I'm experiencing a Connection reset by peer exception in my Spring Boot 3.4.4 application that uses Spring Cloud Gateway with WebFlux to serve a web application. The entire stack is deployed in a Kubernetes cluster using Helm charts with multiple interconnected services.
Kubernetes Architecture Overview
- Cluster: Azure Kubernetes Service (AKS)
- Services deployed via Helm charts:
- webclient (Spring Cloud Gateway): Main application with OAuth2/JWT security
- webclient-graphql (Node.js Apollo Server): GraphQL API layer on port 4000
- webclient-nginx (Nginx): Frontend proxy serving React application
Network Configuration:
- Service Discovery: Kubernetes ClusterIP services
- Load Balancing: Built-in Kubernetes service load balancing
- Network Policies: Configured to allow traffic from public nginx namespace
Request Flow in Kubernetes
External Traffic → Spring Cloud Gateway (fwoweb) → GraphQL Service (Node.js) → Backend APIs
Inter-service Communication:
- Services communicate via Kubernetes internal DNS (e.g.,
fwo-webclient-graphql.vsmds-flashware-npr.svc:4000) - All services run with security contexts (non-root users, privilege escalation disabled)
- Resource limits and requests configured for CPU/memory
Current Configuration
Dockerimage
ENTRYPOINT ["java", "-Dreactor.netty.pool.maxIdleTime=30000", "-Dreactor.netty.pool.maxLifeTime=60000",\
"-javaagent:/datadog/agent/javaagent.jar", "-XX:+HeapDumpOnOutOfMemoryError", "-XX:HeapDumpPath=/tmp/heap/", \
"-cp", ".", "org.springframework.boot.loader.launch.JarLauncher"]
Spring Cloud Gateway HTTP Client Pool Settings:
spring:
cloud:
gateway:
httpclient:
pool:
max-idle-time: 30s
max-life-time: 60s
Key Dependencies:
- Spring Boot 3.4.4
- Spring Cloud 2024.0.1
- Spring Cloud Gateway
- Spring WebFlux
- Spring Security OAuth2
- Redis for session management
- Netty (via WebFlux)
Error Details
The exception occurs during GraphQL requests routed through the gateway in the Kubernetes environment:
io.netty.channel.unix.Errors$NativeIoException: recvAddress(..) failed: Connection reset by peer
Suppressed: The stacktrace has been enhanced by Reactor, refer to additional information below:
Error has been observed at the following site(s):
*__checkpoint ⇢ ...
*__checkpoint ⇢ ...
*__checkpoint ⇢ ...[DefaultWebFilterChain]
*__checkpoint ⇢ HTTP POST "/graphql" [ExceptionHandlingWebHandler]
Original Stack Trace:
Questions
Configuration Conflict: I have Reactor Netty pool settings configured in both places:
- Dockerfile ENTRYPOINT:
-Dreactor.netty.pool.maxIdleTime=30000 -Dreactor.netty.pool.maxLifeTime=60000 - Spring YAML:
max-idle-time: 30sandmax-life-time: 60s
Could this double configuration be causing connection management issues?

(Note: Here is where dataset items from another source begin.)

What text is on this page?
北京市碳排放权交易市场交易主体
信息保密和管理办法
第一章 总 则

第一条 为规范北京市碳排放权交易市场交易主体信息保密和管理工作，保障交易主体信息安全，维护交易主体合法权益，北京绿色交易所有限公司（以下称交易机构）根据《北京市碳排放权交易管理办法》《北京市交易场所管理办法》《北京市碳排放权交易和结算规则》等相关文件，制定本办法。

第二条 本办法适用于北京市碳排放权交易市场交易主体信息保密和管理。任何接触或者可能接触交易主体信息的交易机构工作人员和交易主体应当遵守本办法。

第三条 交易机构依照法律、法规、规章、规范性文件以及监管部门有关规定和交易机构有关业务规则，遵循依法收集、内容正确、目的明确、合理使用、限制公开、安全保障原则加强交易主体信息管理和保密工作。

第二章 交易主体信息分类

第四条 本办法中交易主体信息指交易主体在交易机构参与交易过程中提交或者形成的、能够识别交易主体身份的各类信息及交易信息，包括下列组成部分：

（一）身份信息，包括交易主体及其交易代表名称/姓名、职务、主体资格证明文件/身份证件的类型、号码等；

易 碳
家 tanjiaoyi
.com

Which takes precedence?
- Dockerfile ENTRYPOINT:
Kubernetes Service Discovery: Could the connection resets be related to Kubernetes service discovery or pod-to-pod communication issues? The GraphQL service runs on a separate pod with its own ClusterIP service.
General: What else can cause the issue?
DNS and Network Policies: Could the
single-request-reopenDNS configuration or network policies be interfering with persistent connections between the gateway and GraphQL services?